Dynavision Helping Players' Focus

Ohio State head coach Urban Meyer refers to Mickey Marotti as his right-hand man because he considers him the most effective strength and conditioning coach in all of college football. Now Marotti has the Buckeye football players working on something new - their eye muscles.

Name a muscle in the human body, and Ohio State strength and conditioning coordinator Mickey Marotti will name an exercise or workout regimen to make it stronger.

That now includes the eye muscles.

Ohio State recently introduced the Dynavision D2 machine for spring practice, a device located in the team's weight room that is specifically designed to help players improve their hand-eye coordination and reaction times.

"It's training the eye muscles like you're training arm muscles or leg muscles," Marotti said. "It's good because it is competitive. It's kind of like a video game and they are into it. They want to see who can get the highest score.

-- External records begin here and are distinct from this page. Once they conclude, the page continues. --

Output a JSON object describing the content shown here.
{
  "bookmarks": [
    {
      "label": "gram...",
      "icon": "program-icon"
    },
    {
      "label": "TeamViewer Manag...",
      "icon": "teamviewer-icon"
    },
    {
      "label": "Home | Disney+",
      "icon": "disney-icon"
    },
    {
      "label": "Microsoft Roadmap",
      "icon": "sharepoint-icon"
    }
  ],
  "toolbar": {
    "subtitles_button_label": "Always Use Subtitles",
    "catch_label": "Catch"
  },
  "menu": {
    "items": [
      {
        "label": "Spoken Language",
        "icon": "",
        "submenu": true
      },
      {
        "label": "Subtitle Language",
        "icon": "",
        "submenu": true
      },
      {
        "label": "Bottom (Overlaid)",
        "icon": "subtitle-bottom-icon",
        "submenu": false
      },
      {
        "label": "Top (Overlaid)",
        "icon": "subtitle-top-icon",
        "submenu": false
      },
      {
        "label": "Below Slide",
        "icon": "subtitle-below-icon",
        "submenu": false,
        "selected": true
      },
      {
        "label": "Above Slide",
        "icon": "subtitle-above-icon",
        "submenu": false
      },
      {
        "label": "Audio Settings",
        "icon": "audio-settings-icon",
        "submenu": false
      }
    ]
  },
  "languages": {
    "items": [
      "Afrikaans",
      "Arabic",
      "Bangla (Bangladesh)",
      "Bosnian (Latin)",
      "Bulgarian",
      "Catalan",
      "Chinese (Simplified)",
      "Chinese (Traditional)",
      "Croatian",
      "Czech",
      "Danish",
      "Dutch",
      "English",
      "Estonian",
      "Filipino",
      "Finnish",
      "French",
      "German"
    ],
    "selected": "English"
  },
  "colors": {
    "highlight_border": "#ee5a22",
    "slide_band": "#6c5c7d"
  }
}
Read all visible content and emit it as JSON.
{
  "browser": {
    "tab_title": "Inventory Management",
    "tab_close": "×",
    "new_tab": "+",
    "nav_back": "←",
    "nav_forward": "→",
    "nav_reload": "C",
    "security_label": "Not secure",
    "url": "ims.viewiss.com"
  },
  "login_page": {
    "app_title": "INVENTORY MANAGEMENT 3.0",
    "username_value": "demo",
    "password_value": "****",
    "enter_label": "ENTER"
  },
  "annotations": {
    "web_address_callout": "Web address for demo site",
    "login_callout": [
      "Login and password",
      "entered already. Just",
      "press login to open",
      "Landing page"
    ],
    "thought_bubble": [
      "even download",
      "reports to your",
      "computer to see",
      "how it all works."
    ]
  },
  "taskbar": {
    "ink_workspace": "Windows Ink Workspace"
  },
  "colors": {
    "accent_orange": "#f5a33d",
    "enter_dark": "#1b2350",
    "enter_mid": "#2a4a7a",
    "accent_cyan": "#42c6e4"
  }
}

They are fighting back in the back room to get the highest score.

"The object is to decrease reaction time from the time they see a light sensor to the time they hit it. The theory is, when you see a ball or what's going on around them, just speeding up the reaction time."

The device is on a big, black board filled with dozens of small lights. When one light randomly turns red, the player utilizing the exercise must react as quickly as possible by tapping the light. During minute-long trials, the machine counts how many lights were tapped and keeps scores accordingly.

Ohio State is using the machine this spring on a trail basis, but Marotti has been pleased thus far with the improvements of the players' scores. Also used by Tennessee, Duke, the Pittsburgh Steelers and NASCAR drivers Kasey Kahne and Carl Edwards, the Dyanavision has become a hit in the locker room.

"It is always a competition after we work out we go in there and we have a little group and compete against each other," wide receiver Chris Fields said. "To have another station to compete with each other is always good. Every time I go in the weight room and we're not working out or practicing, I get a chance to go and do this."

Ohio State became familiar with the machine because it is used at Cincinnati, and cornerbacks coach Kerry Coombs presented the idea of implementing it in the Buckeyes' routine to Marotti.

Cornerback Doran Grant holds the team's high score with 108, but the team is still fighting to crack the world record of 132 held by San Antonio Spurs center and NBA All-Star Tim Duncan.

But it was a big step for Grant – the first player on OSU's roster to crack 100 – especially considering most of the players on the team posted initial scores that ranged anywhere between 40 and 60.

Marotti and Coombs are still analyzing whether there has been identifiable carry-over from the scores to reaction times on the field, but both Grant and Fields said that he feels a difference in his ability to react to the ball quicker.

"It's showing up on my breaks," Grant said. "I am seeing plays better and I have better overall vision on the field. I can make more plays and do certain things that I can see."

"It definitely helped me be more focused on the ball," Fields said. "It is good to have good hand-eye coordination when you're out there on the field. Doing this every day, it helps you out and improves (your skill) on the field. As a receiver, I have to react fast, move fast and it is beneficial. I have noticed a difference."

The machine seems especially useful for skill position players who have more ball-oriented duties on the field, but Coombs said he's happy to add anything that can feed the competitive nature head coach Urban Meyer desires in his football program.

Players have taken to Dynavision like they would a video game. And if that also means improved vision and reaction times on the field, Coombs is all for it.

"There's no downside to kids doing that kind of stuff on their own," Coombs said. "We train so hard. We train your body physically. We train your, frankly, your soul with ethical conduct and character. We train your heart with toughness and those kinds of things. Why not train your eyes and your mind and try to close some of those synapses that are going on in your brain?"